There are classics like the Gothic Revival brick pile (1) of a Catholic church… St. Pete’s with a six foot copper cock atop its spire (tee hee). That, however, proved to be too small so it is now a museum of some sort and the new Catholic complex is on the edge of town (2) and looks ever so like a DMV office. There is a smattering of Presbyterians, Episcopalians and Methodists (and yes, them pesky Mormons) and then a plethora of the lesser forms of worship including a half dozen arcane versions of Lutheranism; Missouri Synod, Wisconsin Evangelical, American Lutheran, American Evangelical Lutheran and so on. And then come the Pentacostals, Christian Science, Baptists many and varied and an odd lot jumble of Four Square Gospel (3) (a small, unassuming building that except for a small sign stating “Sanctuary” would appear to be a storage unit), Assembly Of God and something called The Church Of God-Anderson, Indiana.

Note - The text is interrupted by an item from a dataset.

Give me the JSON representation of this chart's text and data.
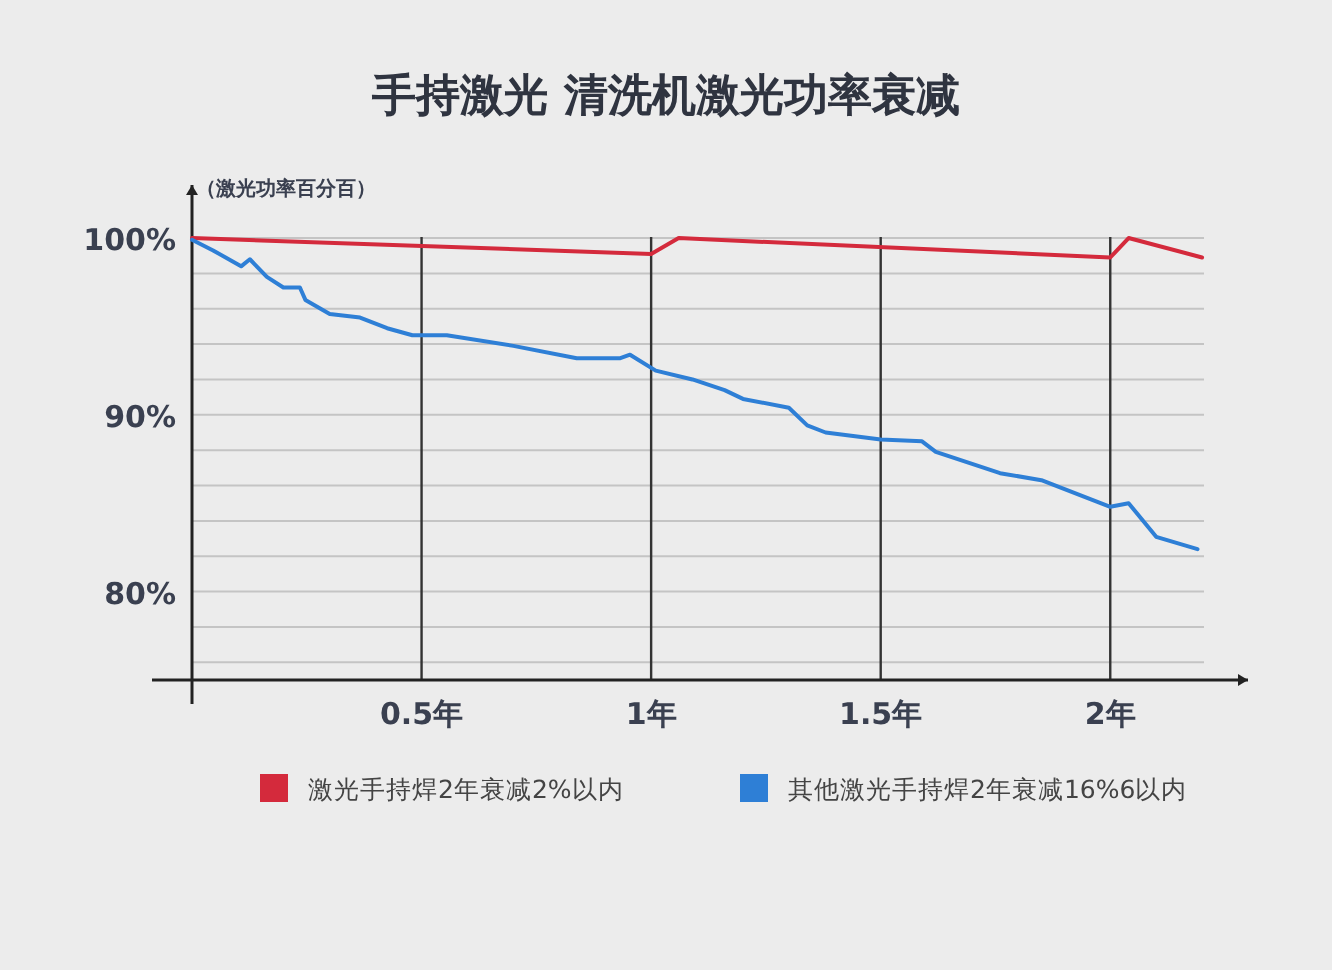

Far and away our favorite is (4) which has transubstantiated into a sandwich and coffee shop (oddly, not open on Sundays…)
Lest you think this is all a recent turn of events in the town’s history, two blocks from our house, behind the local High School, right in the middle of 12th street is a round about that features a towering basaltic upthrust (5) known as Pulpit Rock where early day frock coaters first attempted to banish the belief systems of the local indigenous population by instilling in them the notions of a fearful old testament God.

To date, I must admit, our pagan Sunday morning lie-in has been disturbed by neither an incessant carillon call to worship nor the invasion of well meaning, bible-toting proselytites cluttering up our doorstep. Thank God for small mercies, eh?